Lætitia Sadier Talks to Jacobin About Revolutionary Love

Laetitia Sadier

Since her days as a founding member of avant-pop band Stereolab, Lætitia Sadier’s music has engaged with everything from world-systems analysis to the surrealists. In an interview with Jacobin, she explains why she’s a radical but not a savior.

Lætitia Sadier performing in 2021. (Wikimedia Commons)


Lætitia Sadier may be our chanteuse for the end of the world. As cofounder and lead vocalist of the avant-pop band Stereolab, she has never shied away from politics, whether on albums by her band or through solo work since her debut, The Trip, in 2010. Stereolab, which formed in 1990 and recently regrouped in 2019 after a ten-year hiatus, established its left-wing credentials on LPs like Mars Audiac Quintet (1994), Emperor Tomato Ketchup (1996), and Dots and Loops (1997), with music that lyrically engaged with elements of world systems analysis, Situationism, and Surrealism, frequently backed by a compelling Krautrock, motorik beat. Rock critic Robert Christgau famously dismissed Stereolab’s recordings as “Marxist background music” — a label that only further endeared the band to fans, both politically and artistically.
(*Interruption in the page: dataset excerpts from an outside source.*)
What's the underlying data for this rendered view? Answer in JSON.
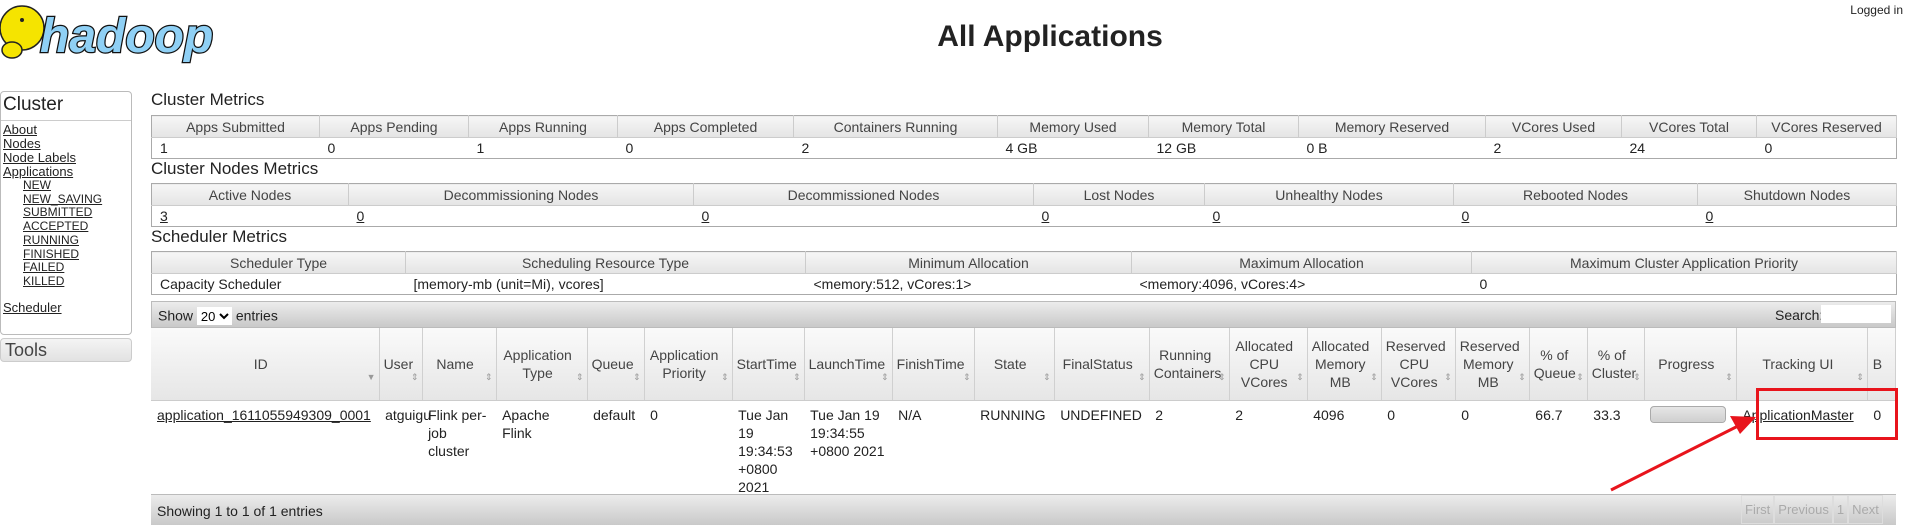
{
  "header": {
    "title": "All Applications",
    "logged_in": "Logged in",
    "logo_text": "hadoop"
  },
  "nav": {
    "cluster_label": "Cluster",
    "links": [
      "About",
      "Nodes",
      "Node Labels",
      "Applications"
    ],
    "app_states": [
      "NEW",
      "NEW_SAVING",
      "SUBMITTED",
      "ACCEPTED",
      "RUNNING",
      "FINISHED",
      "FAILED",
      "KILLED"
    ],
    "scheduler": "Scheduler",
    "tools_label": "Tools"
  },
  "cluster_metrics": {
    "title": "Cluster Metrics",
    "headers": [
      "Apps Submitted",
      "Apps Pending",
      "Apps Running",
      "Apps Completed",
      "Containers Running",
      "Memory Used",
      "Memory Total",
      "Memory Reserved",
      "VCores Used",
      "VCores Total",
      "VCores Reserved"
    ],
    "values": [
      "1",
      "0",
      "1",
      "0",
      "2",
      "4 GB",
      "12 GB",
      "0 B",
      "2",
      "24",
      "0"
    ]
  },
  "node_metrics": {
    "title": "Cluster Nodes Metrics",
    "headers": [
      "Active Nodes",
      "Decommissioning Nodes",
      "Decommissioned Nodes",
      "Lost Nodes",
      "Unhealthy Nodes",
      "Rebooted Nodes",
      "Shutdown Nodes"
    ],
    "values": [
      "3",
      "0",
      "0",
      "0",
      "0",
      "0",
      "0"
    ]
  },
  "scheduler_metrics": {
    "title": "Scheduler Metrics",
    "headers": [
      "Scheduler Type",
      "Scheduling Resource Type",
      "Minimum Allocation",
      "Maximum Allocation",
      "Maximum Cluster Application Priority"
    ],
    "values": [
      "Capacity Scheduler",
      "[memory-mb (unit=Mi), vcores]",
      "<memory:512, vCores:1>",
      "<memory:4096, vCores:4>",
      "0"
    ]
  },
  "toolbar": {
    "show": "Show",
    "page_size": "20",
    "entries": "entries",
    "search_label": "Search:",
    "search_value": ""
  },
  "apps": {
    "headers": [
      "ID",
      "User",
      "Name",
      "Application Type",
      "Queue",
      "Application Priority",
      "StartTime",
      "LaunchTime",
      "FinishTime",
      "State",
      "FinalStatus",
      "Running Containers",
      "Allocated CPU VCores",
      "Allocated Memory MB",
      "Reserved CPU VCores",
      "Reserved Memory MB",
      "% of Queue",
      "% of Cluster",
      "Progress",
      "Tracking UI",
      "B"
    ],
    "rows": [
      {
        "cells": [
          "application_1611055949309_0001",
          "atguigu",
          "Flink per-job cluster",
          "Apache Flink",
          "default",
          "0",
          "Tue Jan 19 19:34:53 +0800 2021",
          "Tue Jan 19 19:34:55 +0800 2021",
          "N/A",
          "RUNNING",
          "UNDEFINED",
          "2",
          "2",
          "4096",
          "0",
          "0",
          "66.7",
          "33.3",
          "",
          "ApplicationMaster",
          "0"
        ],
        "progress_percent": 100
      }
    ]
  },
  "footer": {
    "info": "Showing 1 to 1 of 1 entries",
    "pager": [
      "First",
      "Previous",
      "1",
      "Next"
    ]
  },
  "annotation": {
    "color": "#e8141c"
  }
}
Sadier’s new album, Rooting for Love (Drag City), is markedly different from her work thirty years ago. Yet she hasn’t lost her radical worldview. In this instance, she levels her critical eye at the social and cultural crises brought on by COVID-19, the far right in Europe, and imminent environmental collapse. Amid the LP’s layered compositions and sutured sound collages is an unmistakable political message: Sadier situates love as a solution for these predicaments. With its textured, synth-pop melodies and nocturnal atmosphere, Rooting for Love might be described as lounge music for the apocalypse.

Following in the tradition of forerunners like Alexandra Kollontai, this isn’t a typical love song album, but one rooted and routed through ideas of resistance and radical social change, which Sadier delineates with style and conviction. She spoke to Christopher J. Lee about her approach to love and its revolutionary potential.